Last month's massive demonstrations in Hong Kong, when over half a million residents poured into the streets in protest against the government of Chief Executive Tung Chee-hwa, continues to echo. Never in Hong Kong's history has popular opposition--uniting investment bankers, street hawkers, off-duty civil servants, and artists, among others--been so loud. China's communist rulers are dithering about how to respond.
One objective of the demonstrators was to voice their desire to select Hong Kong's future leaders through universal suffrage. Today, 800 electors handpicked by the mainland Chinese government -- who mostly represent big business -- choose Hong Kong's Chief Executive.

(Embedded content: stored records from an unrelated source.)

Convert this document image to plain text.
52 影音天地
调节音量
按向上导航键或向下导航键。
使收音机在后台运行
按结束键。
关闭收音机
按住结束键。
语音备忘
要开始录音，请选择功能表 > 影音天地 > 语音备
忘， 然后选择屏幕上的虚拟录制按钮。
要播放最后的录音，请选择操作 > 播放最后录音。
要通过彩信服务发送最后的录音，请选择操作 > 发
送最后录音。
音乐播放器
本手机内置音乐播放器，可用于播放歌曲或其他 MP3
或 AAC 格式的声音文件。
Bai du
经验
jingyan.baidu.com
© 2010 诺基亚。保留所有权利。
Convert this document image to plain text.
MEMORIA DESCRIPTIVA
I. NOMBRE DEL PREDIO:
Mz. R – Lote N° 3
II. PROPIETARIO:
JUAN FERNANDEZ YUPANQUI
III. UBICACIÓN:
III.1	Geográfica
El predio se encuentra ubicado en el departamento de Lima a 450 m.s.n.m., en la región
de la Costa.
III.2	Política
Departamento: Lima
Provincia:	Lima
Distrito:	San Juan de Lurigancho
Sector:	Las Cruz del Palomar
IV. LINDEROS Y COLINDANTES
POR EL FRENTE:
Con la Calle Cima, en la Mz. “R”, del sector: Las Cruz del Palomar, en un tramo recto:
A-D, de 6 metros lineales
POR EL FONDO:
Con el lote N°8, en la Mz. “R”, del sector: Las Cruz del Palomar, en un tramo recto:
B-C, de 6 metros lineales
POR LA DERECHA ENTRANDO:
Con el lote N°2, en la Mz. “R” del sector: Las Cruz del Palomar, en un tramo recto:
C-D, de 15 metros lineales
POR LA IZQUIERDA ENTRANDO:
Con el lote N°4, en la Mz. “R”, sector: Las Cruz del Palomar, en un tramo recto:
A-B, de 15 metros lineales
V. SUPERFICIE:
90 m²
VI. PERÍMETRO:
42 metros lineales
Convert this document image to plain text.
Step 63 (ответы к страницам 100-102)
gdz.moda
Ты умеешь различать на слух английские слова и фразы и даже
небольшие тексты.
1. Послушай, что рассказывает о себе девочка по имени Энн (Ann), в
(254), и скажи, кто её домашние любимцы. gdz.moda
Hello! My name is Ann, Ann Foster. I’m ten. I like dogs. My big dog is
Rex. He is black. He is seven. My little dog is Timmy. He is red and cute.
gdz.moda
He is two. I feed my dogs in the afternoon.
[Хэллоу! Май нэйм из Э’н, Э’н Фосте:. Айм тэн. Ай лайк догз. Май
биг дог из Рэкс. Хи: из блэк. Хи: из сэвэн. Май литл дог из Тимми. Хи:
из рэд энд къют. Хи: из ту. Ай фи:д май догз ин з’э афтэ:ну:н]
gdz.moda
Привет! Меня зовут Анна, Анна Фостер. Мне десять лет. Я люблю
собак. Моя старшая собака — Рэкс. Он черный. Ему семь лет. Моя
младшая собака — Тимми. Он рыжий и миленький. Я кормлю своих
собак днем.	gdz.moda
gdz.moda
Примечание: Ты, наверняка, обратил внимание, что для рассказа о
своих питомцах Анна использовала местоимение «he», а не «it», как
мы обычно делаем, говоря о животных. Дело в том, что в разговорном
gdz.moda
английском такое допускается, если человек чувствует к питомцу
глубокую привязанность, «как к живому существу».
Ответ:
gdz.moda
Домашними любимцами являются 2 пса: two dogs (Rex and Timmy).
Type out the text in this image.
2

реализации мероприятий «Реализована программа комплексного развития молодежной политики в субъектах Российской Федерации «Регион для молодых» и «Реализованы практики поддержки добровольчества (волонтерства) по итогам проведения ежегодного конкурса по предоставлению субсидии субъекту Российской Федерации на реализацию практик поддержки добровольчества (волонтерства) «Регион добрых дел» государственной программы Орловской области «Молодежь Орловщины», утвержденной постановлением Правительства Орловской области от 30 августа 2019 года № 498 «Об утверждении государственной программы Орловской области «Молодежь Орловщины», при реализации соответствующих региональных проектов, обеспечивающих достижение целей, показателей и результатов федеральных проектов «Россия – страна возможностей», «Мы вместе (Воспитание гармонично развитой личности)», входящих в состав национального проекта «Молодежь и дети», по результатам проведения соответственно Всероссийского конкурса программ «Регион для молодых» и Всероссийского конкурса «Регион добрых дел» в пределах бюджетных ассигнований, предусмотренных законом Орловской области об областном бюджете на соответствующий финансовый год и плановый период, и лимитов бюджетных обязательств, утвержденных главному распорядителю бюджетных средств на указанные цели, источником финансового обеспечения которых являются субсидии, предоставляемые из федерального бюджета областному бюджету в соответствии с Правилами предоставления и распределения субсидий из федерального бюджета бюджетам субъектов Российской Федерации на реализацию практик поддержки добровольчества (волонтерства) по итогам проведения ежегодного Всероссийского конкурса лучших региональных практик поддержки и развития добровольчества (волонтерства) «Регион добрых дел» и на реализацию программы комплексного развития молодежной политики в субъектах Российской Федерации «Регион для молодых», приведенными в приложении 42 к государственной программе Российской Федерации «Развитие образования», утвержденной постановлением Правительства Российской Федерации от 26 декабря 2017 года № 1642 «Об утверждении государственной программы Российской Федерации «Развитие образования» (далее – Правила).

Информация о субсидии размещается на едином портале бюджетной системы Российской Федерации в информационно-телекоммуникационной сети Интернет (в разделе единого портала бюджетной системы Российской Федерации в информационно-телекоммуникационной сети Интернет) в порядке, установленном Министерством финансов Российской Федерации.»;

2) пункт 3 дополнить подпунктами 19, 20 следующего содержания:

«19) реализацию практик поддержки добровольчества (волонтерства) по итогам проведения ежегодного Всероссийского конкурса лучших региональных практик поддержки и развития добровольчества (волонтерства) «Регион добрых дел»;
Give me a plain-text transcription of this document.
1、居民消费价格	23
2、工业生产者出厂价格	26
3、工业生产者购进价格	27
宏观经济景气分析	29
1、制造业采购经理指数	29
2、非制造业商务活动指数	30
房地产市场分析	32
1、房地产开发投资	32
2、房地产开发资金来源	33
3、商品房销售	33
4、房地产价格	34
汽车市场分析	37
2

The unpopularity of Hong Kong's incompetent and sycophantic Chief Executive, chosen by China for a second five-year term that will only end in 2007, creates a grave dilemma for the country's communist rulers. Before July's protests, they hoped that Hong Kong would provide so attractive an example of the idea of ``One Country, Two Systems'' that Taiwan would be lured into accepting the sovereignty of the government in Beijing. Now Taiwan's leaders point to Hong Kong as a failed model of a flawed concept.
Indeed, Mr Tung's anticipatory subservience to the real or imagined wishes of China's rulers exposed the congenital flaw in the political architecture of uniting a liberal society with a dictatorship. That flaw infects the heart of the ``One Country, Two Systems'' notion: the idea that genuine autonomy can exist in a country whose supreme leaders do not believe in rule by consent.